UNITED STATES
SECURITIES AND EXCHANGE COMMISSION

Washington, DC 20549

 

FORM 8-K

 

CURRENT REPORT
Pursuant to Section 13 or 15(d)
of the Securities Exchange Act of 1934

 

Date of Report (Date of earliest event reported): August 12, 2015

 

MEDIFAST, INC.

(Exact name of registrant as specified in its Charter)

 

Delaware   001-31573   13-3714405
(State or other jurisdiction   (Commission file number)   (IRS Employer
of incorporation)       Identification No.)

 

3600 Crondall Lane, Owings Mills, Maryland 21117

(Address of Principal Executive Offices) (Zip Code)

 

Registrant’s telephone number, including area code: (410)-581-8042

 

N/A

(Former Name or Former Address, if Changed Since Last Report)

 

Check the appropriate box below if the Form 8-K is intended to simultaneously satisfy the filing obligation of the registrant under any of the following provisions:

 

oWritten communications pursuant to Rule 425 under the Securities Act (17 CFR 230.425)

 

oSoliciting material pursuant to Rule 14a-12 under the Exchange Act (17 CFR 240.14a-12)

 

oPre-commencement communications pursuant to Rule 14d-2(b) under the Exchange Act (17 CFR 240.14d-2(b))

 

oPre-commencement communications pursuant to Rule 13e-4(c) under the Exchange Act (17 CFR 240.13e-4(c))

 

 

 

  

Item 7.01.   Regulation FD Disclosure.

 

On August 12, 2015 at 9:00 a.m. EST, Michael C. MacDonald, Executive Chairman and Chief Executive Officer and Timothy G. Robinson, Chief Financial Officer of Medifast, Inc. (the “Company”) conducted a presentation at the Canaccord Genuity 35th Annual Growth Conference in Boston, Massachusetts.
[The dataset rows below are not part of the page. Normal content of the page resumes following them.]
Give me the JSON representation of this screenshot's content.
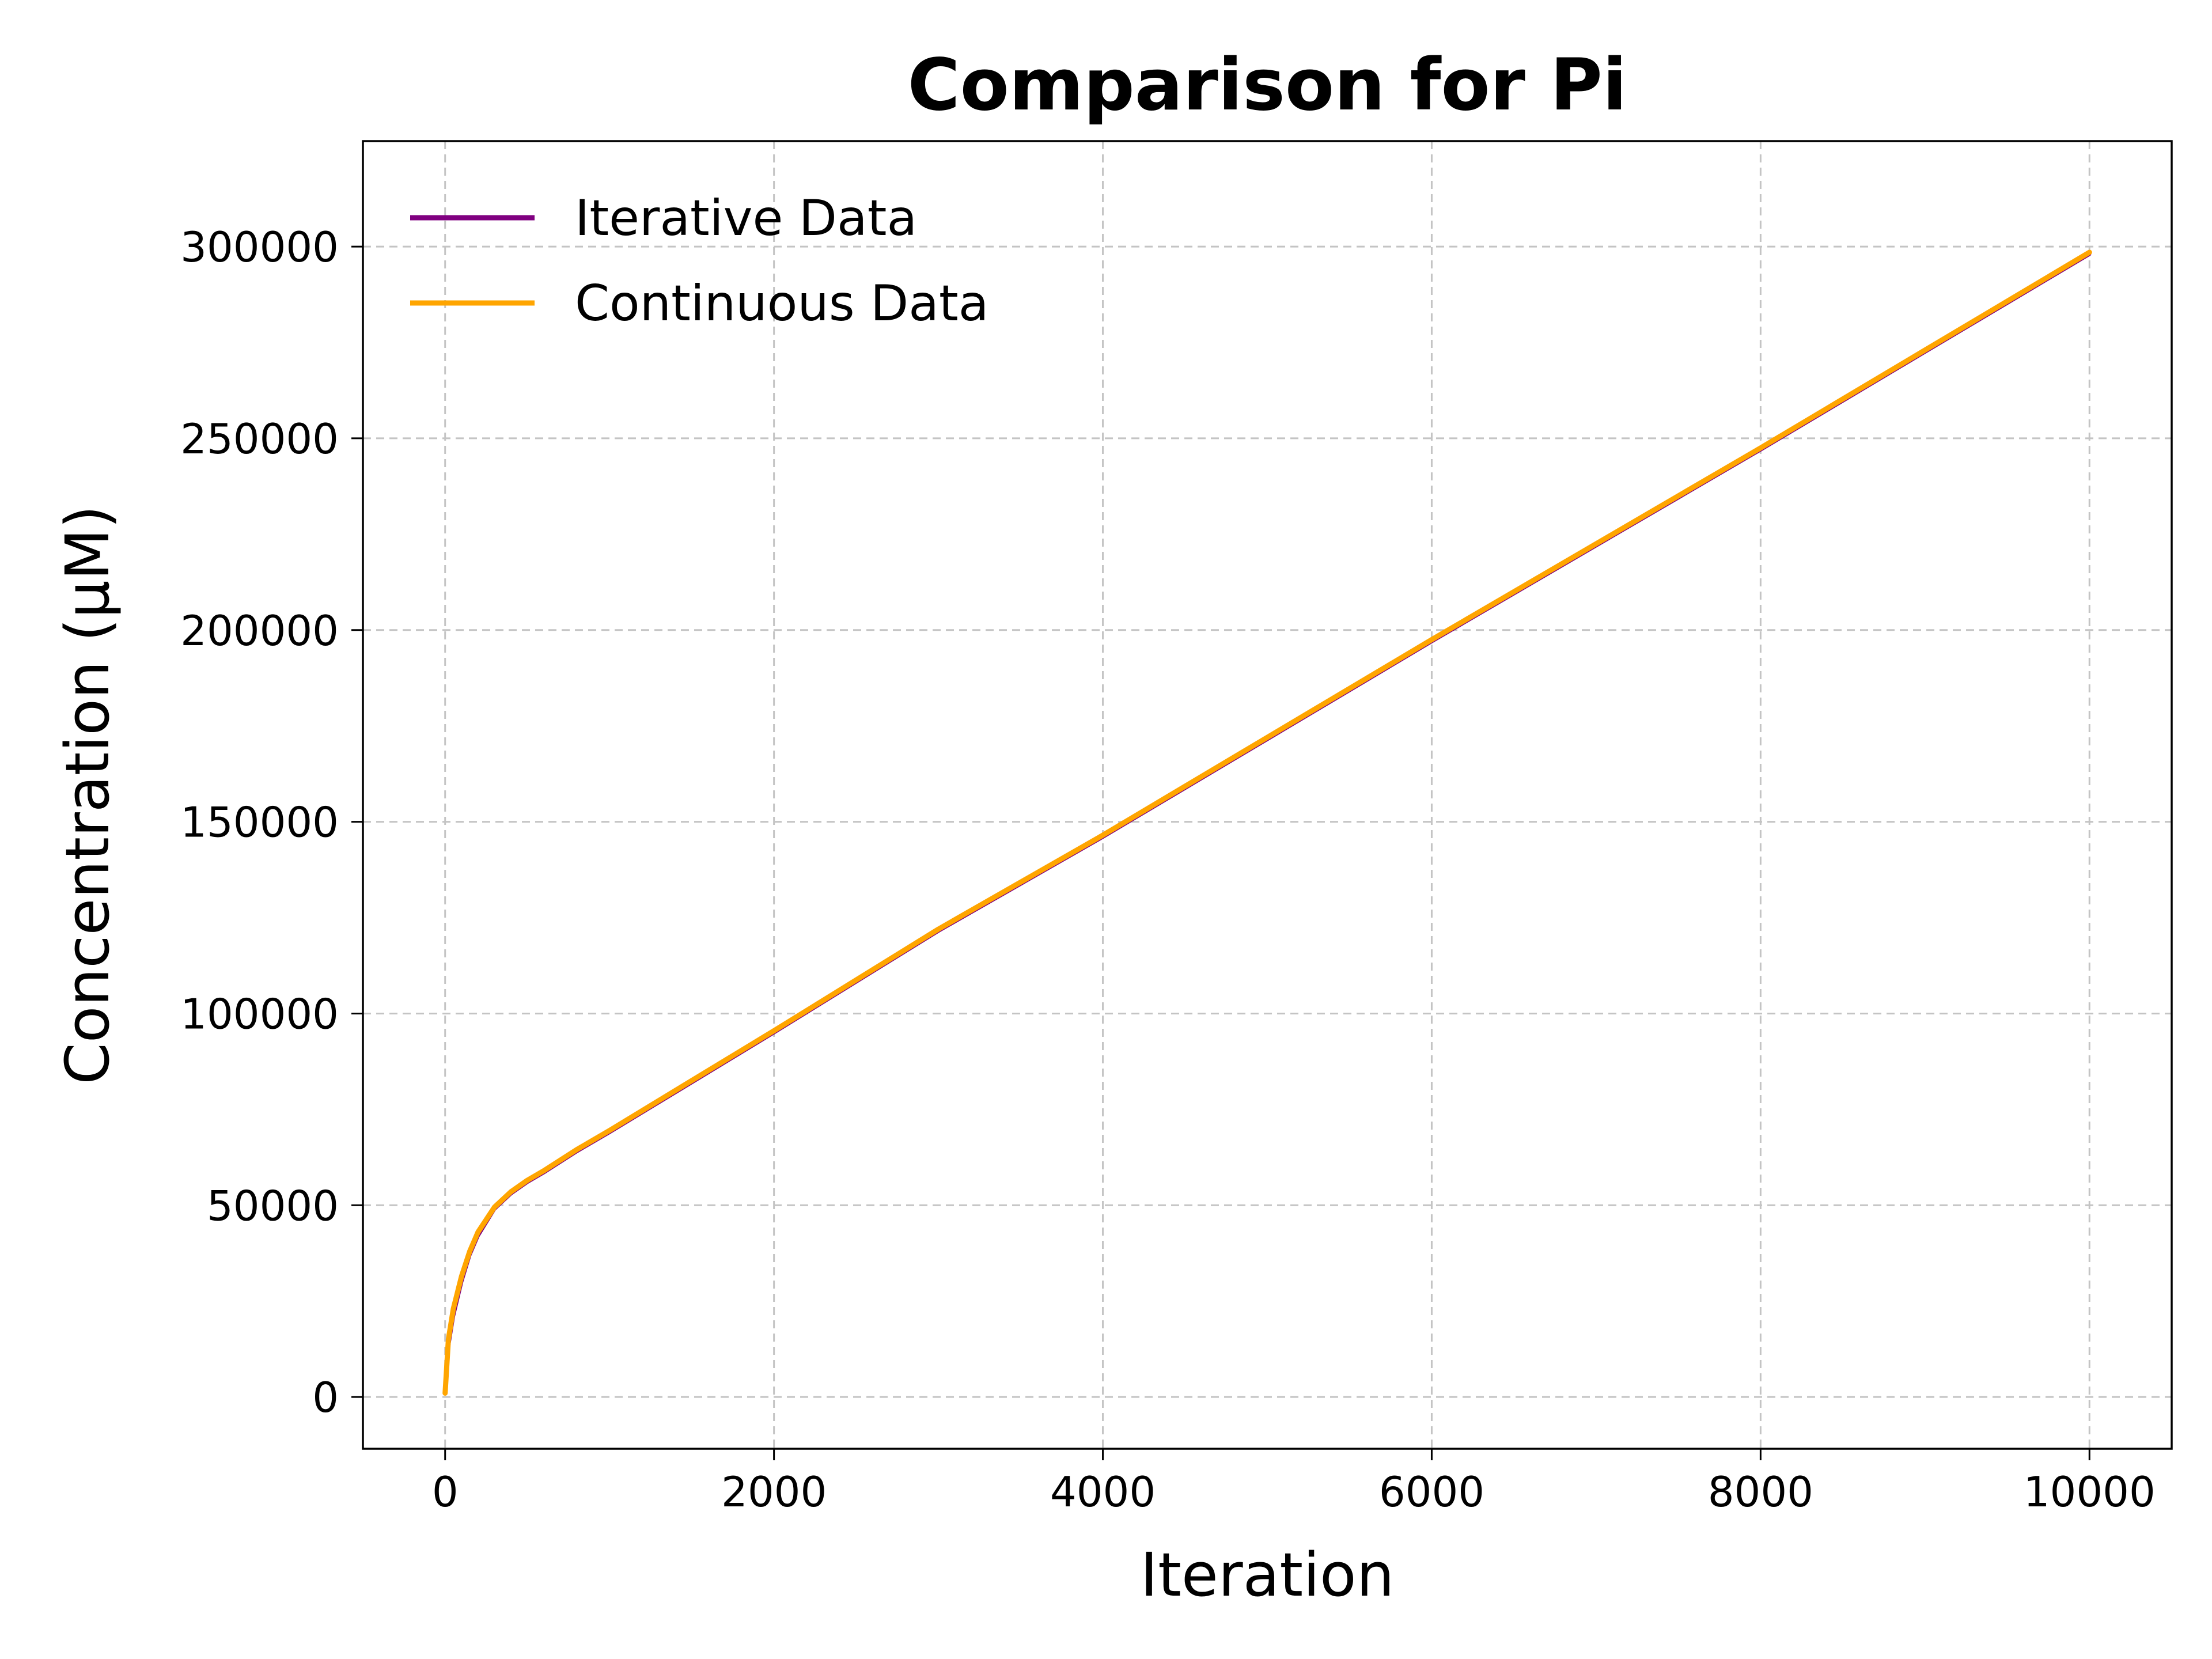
{
  "chart_data": {
    "type": "line",
    "title": "Comparison for Pi",
    "xlabel": "Iteration",
    "ylabel": "Concentration (μM)",
    "xlim": [
      -500,
      10500
    ],
    "ylim": [
      -13500,
      327500
    ],
    "xticks": [
      0,
      2000,
      4000,
      6000,
      8000,
      10000
    ],
    "yticks": [
      0,
      50000,
      100000,
      150000,
      200000,
      250000,
      300000
    ],
    "grid": true,
    "legend_position": "top-left",
    "series": [
      {
        "name": "Iterative Data",
        "color": "#800080",
        "x": [
          0,
          20,
          50,
          100,
          150,
          200,
          300,
          400,
          500,
          600,
          800,
          1000,
          1500,
          2000,
          3000,
          4000,
          5000,
          6000,
          7000,
          8000,
          9000,
          10000
        ],
        "y": [
          1000,
          13000,
          21000,
          30000,
          37000,
          42000,
          49000,
          53000,
          56000,
          58500,
          64000,
          69000,
          82000,
          95000,
          121500,
          146000,
          171500,
          197000,
          222000,
          247000,
          272500,
          298000
        ]
      },
      {
        "name": "Continuous Data",
        "color": "#ffa500",
        "x": [
          0,
          20,
          50,
          100,
          150,
          200,
          300,
          400,
          500,
          600,
          800,
          1000,
          1500,
          2000,
          3000,
          4000,
          5000,
          6000,
          7000,
          8000,
          9000,
          10000
        ],
        "y": [
          1000,
          15000,
          23000,
          31500,
          38000,
          43000,
          49500,
          53500,
          56500,
          59000,
          64500,
          69500,
          82500,
          95500,
          122000,
          146500,
          172000,
          197500,
          222500,
          247500,
          273000,
          298500
        ]
      }
    ]
  }
}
The presentation will be archived online on the Investor Relations section of the Company’s website at http://ir.medifastnow.com/ through August 26, 2015.

 

The slides used during the presentation are furnished as Exhibit 99.1 to this Current Report on Form 8-K.

 

The information in this Current Report on Form 8-K, including Exhibit 99.1 hereto, shall not be deemed to be “filed” for purposes of Section 18 of the Securities Exchange Act of 1934, as amended (the “Exchange Act”), or otherwise subject to the liabilities of that section, and shall not be incorporated by reference into any filing under the Securities Act of 1933, as amended, or the Exchange Act, except as shall be expressly set forth by specific reference in such filing.

 

Item 9.01.   Financial Statements and Exhibits.

 

(d)          Exhibits.

 

99.1 Investor Presentation dated August 12, 2015.

 

 

 

 

Signature

 

Pursuant to the requirements of the Securities Exchange Act of 1934, the registrant has duly caused this report to be signed on its behalf by the undersigned hereunto duly authorized.

 

  MEDIFAST, INC.
   
   
  By: /s/ Jason L. Groves, Esq.
   

Jason L. Groves, Esq.

Executive Vice President and General Counsel

     
   
Dated: August 12, 2015  

  

 

 

 

EXHIBIT INDEX

 

 No.Description
   
99.1Investor Presentation dated August 12, 2015.